Mike Kelley
Galleria Emi Fontana
While Mike Kelley is best known for his content-heavy installations and lowbrow aesthetic, for this exhibition he seemingly returned to his roots as an abstract painter. On view were mostly two-dimensional, nonfigurative works from three series: “Memory Ware Flats,” (2000–2003), “Carpet,” and “Wood Grain” (both 2003–). The most decorative, the “Memory Ware Flats,” are rectangular-shaped boards prepped with colored grout and then encrusted with intricately patterned beads, fake pearls, buttons, and sparkling plastic “jewels.” (Ordinary household objects covered with bits of old china, glass, and the like are known in North American craft circles as “memory ware.”) The “Wood Grain” and “Carpet” paintings have more muted though still very textured surfaces: The former are painted with thin washes of acrylic paint to create trompe l’oeil effects, while the latter are pieces of real plush carpet that have been covered with a single color of paint applied according to a process similar to monotype printing.
In contrast to Kelley’s past use of paint, usually subordinated to a larger conceptual whole, here he seems to have given in to the lure of pure painterly effects: richness and variety of color and an attention to surface quality taking precedence over any easily readable content. But what makes these pictures most compelling, besides their obvious visual appeal, is Kelley’s ability to isolate, recycle, and rethink material and conceptual precedents in his own oeuvre. The “Memory Ware Flats” are a clear example of this, with their craftlike materials—a mainstay of his work from the beginning—and their references to memory, which first surfaced in his work during the mid-’90s when Kelley’s interest in Repressed Memory Syndrome became the impetus behind major projects like Educational Complex, 1995: models reconstructed from memory of the schools that the artist attended and the house he grew up in. Here, the use of the memory-ware technique not only pokes fun (as Kelley did with his stuffed-animal pieces) at the emotional or nostalgic value people invest in keepsakes and other inanimate objects but validates an otherwise kitsch aesthetic by using it purely for its pictorial potential.
The “Wood Grain” works are similarly materials-related, referring to Kelley’s fondness for untreated wood (for example, Orgone Shed and Colema Bench, both 1992) or painted simulations of it, like the fake wood-panel room divider in the 1991 Madrid version of the installation Alma Pater (Wolverine Den), 1991. The knots and grains of the new paintings, however, are primarily in vibrant colors, and the shapes and sizes of the boards are closer in scale to easel paintings than to utilitarian objects. Perhaps to offset this formal rather than functional impression, Kelley has added onto one board a painted reproduction of his felt banner from 1990, calling an audition for someone to play the poet and filmmaker Pier Paolo Pasolini: a humorous but somewhat obvious nod to the show’s primarily Italian public.

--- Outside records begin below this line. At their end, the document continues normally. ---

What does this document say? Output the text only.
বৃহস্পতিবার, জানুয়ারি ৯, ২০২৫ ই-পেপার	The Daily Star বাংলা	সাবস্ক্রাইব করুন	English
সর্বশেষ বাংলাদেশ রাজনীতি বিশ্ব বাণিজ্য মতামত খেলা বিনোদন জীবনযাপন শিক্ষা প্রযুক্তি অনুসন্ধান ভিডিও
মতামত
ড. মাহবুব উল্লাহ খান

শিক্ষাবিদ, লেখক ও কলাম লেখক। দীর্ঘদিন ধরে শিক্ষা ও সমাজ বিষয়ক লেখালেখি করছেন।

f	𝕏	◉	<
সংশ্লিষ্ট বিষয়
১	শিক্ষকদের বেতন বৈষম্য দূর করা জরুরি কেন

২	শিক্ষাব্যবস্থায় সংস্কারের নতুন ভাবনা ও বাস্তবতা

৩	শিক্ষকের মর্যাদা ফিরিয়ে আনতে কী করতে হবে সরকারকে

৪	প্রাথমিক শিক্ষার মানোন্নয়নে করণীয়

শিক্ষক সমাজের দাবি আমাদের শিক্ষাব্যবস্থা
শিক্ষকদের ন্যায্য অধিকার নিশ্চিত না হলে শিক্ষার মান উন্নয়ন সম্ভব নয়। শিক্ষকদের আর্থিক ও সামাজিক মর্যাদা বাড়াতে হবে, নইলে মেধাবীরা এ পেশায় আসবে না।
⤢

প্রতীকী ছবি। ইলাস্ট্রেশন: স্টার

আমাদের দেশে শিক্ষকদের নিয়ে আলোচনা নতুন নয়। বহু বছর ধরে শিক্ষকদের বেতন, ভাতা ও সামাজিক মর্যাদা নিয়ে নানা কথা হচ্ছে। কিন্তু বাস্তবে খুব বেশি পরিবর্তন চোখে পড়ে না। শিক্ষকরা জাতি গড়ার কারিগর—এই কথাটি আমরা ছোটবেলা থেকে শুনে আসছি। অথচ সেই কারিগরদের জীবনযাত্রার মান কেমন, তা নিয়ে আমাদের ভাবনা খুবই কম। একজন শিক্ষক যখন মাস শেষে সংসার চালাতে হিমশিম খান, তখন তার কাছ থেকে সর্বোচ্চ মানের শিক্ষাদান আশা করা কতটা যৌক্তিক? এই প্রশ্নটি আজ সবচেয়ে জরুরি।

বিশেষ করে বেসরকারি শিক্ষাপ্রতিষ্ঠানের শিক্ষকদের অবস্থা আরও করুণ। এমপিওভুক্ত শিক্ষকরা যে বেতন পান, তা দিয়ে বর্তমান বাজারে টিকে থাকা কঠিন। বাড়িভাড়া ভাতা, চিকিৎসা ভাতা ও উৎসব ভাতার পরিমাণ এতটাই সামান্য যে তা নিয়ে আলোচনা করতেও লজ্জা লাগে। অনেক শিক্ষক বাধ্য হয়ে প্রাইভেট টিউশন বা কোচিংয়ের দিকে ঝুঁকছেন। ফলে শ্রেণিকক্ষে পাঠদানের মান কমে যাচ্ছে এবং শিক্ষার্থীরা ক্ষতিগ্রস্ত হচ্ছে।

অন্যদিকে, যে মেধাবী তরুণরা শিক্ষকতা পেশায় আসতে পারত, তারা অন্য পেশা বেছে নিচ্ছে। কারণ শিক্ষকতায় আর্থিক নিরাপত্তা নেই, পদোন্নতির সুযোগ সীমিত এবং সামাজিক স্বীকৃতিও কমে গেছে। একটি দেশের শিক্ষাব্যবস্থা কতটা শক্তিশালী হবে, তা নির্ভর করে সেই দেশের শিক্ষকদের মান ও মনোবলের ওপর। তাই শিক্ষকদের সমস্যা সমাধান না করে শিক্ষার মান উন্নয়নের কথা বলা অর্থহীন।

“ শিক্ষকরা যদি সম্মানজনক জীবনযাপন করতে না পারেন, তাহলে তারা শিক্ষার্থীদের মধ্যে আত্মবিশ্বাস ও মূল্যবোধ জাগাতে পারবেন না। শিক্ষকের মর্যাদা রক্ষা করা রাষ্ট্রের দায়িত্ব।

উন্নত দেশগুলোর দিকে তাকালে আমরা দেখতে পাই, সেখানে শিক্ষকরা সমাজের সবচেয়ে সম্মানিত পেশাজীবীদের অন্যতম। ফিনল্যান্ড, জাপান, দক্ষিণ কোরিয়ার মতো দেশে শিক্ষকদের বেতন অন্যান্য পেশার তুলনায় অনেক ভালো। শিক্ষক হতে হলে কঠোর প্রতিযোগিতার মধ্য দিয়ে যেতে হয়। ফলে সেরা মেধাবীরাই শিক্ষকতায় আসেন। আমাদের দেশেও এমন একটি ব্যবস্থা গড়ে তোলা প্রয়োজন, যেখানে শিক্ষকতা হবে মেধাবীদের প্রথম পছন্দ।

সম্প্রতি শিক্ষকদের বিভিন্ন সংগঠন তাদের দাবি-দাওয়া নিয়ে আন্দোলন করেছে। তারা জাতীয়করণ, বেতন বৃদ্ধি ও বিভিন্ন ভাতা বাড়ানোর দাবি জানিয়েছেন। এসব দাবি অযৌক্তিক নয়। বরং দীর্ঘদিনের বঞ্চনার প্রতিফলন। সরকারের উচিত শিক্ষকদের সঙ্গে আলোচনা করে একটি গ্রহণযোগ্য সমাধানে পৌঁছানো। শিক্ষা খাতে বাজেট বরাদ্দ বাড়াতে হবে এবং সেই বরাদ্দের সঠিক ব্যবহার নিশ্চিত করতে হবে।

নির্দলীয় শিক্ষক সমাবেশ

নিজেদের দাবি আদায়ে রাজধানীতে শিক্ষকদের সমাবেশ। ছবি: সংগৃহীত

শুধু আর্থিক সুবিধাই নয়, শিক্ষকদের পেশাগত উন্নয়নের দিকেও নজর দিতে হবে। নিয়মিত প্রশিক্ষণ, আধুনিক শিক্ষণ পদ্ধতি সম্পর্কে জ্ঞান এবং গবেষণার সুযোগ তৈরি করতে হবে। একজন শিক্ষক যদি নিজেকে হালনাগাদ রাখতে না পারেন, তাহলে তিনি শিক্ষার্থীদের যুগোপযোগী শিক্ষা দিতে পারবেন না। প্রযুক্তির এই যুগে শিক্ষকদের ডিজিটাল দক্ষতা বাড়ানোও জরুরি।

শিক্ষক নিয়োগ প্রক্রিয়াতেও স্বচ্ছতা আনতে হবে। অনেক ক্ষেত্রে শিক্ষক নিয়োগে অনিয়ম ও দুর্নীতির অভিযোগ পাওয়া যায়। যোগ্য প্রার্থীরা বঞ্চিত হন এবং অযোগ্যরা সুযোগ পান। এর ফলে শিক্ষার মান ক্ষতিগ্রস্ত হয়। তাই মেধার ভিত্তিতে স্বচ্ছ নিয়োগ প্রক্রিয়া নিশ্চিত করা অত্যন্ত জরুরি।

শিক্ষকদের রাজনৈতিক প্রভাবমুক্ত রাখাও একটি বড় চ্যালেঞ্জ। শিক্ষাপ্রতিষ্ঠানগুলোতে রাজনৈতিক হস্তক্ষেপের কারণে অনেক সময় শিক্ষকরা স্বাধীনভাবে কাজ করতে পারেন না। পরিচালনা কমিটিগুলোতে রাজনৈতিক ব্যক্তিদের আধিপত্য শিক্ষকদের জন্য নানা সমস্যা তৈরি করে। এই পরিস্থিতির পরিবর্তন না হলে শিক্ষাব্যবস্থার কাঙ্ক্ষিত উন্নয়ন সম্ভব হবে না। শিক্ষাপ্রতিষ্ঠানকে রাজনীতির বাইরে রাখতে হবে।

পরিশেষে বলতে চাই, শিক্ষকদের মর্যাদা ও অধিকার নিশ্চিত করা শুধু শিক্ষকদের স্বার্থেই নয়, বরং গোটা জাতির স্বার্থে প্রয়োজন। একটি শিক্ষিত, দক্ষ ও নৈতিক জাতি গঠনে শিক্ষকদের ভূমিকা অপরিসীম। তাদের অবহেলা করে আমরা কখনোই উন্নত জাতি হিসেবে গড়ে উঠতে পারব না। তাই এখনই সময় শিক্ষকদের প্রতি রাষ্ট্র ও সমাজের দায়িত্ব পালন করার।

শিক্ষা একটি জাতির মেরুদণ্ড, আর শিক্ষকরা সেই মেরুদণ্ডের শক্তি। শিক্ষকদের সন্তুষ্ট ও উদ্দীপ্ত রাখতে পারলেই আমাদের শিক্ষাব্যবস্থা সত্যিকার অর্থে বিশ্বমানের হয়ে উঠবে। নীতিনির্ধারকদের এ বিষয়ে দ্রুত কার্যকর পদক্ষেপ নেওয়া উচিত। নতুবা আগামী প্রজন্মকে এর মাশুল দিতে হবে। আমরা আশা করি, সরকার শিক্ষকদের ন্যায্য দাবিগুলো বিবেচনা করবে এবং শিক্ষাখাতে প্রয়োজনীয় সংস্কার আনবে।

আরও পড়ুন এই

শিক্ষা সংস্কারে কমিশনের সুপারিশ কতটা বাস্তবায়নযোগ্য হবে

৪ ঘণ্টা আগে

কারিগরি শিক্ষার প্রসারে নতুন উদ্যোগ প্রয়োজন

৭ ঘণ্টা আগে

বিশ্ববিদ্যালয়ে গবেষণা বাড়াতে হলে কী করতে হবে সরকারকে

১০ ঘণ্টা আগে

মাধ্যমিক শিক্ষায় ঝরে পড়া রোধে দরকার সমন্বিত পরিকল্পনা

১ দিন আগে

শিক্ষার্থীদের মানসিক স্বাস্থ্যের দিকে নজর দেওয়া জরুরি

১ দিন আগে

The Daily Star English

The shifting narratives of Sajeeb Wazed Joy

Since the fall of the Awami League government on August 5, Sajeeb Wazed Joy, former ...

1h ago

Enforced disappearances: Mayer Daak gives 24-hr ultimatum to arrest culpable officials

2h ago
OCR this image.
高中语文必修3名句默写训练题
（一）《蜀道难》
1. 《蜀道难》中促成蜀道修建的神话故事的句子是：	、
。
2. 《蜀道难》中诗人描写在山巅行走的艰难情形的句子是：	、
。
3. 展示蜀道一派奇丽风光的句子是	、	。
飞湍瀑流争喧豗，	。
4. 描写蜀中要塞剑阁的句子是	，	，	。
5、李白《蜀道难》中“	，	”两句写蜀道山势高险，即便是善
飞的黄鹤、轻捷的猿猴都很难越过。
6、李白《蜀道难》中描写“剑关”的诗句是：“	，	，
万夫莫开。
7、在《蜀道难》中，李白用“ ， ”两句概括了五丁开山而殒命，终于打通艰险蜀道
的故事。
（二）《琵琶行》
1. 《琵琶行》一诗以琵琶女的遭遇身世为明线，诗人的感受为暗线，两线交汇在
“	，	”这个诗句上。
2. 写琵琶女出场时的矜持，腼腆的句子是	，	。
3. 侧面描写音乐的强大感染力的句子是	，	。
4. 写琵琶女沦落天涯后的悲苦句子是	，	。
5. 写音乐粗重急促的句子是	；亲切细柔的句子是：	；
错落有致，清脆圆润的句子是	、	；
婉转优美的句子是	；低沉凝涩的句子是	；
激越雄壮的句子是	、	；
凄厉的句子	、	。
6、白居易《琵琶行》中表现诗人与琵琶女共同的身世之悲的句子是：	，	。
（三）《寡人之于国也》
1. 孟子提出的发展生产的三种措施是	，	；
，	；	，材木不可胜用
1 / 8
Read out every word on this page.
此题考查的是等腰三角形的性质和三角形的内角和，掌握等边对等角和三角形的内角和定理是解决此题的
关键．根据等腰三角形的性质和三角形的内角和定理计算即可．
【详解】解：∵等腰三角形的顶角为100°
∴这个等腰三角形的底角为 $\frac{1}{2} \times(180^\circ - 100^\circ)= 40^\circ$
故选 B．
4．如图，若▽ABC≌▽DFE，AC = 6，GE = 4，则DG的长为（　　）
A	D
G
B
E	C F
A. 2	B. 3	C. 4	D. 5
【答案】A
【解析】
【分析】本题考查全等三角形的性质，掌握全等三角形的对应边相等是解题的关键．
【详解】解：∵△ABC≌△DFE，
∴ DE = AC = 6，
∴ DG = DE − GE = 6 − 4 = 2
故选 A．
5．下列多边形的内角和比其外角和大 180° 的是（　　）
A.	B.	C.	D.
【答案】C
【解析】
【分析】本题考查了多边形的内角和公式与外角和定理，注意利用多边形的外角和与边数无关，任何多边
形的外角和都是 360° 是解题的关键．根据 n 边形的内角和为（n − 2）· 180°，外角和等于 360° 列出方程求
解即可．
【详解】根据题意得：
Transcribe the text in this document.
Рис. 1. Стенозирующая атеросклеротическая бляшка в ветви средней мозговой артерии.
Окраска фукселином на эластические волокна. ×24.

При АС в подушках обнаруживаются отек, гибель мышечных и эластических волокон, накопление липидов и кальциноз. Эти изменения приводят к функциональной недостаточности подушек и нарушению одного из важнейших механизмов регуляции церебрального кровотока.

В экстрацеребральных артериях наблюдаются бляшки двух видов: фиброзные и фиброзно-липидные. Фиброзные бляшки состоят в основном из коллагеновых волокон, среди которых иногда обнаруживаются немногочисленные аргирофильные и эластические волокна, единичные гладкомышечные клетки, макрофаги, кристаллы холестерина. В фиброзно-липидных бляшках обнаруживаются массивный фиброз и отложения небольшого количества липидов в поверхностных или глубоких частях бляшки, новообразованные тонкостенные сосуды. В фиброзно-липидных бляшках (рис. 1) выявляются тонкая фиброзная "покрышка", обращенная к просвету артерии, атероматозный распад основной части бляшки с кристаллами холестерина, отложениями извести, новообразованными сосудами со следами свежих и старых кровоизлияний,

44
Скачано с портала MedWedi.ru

Kelley’s critical impulse is more subdued in this body of work, and one is tempted to think he has regressed, letting himself be seduced by the pleasure of making beautiful pictures. What keeps his art interesting, as in the past, is his willingness to consistently return to and deconstruct—with humor and intelligence—the art-historical status quo and his own place within it; and he does this without allowing his self-referentiality to cross the line into narcissism.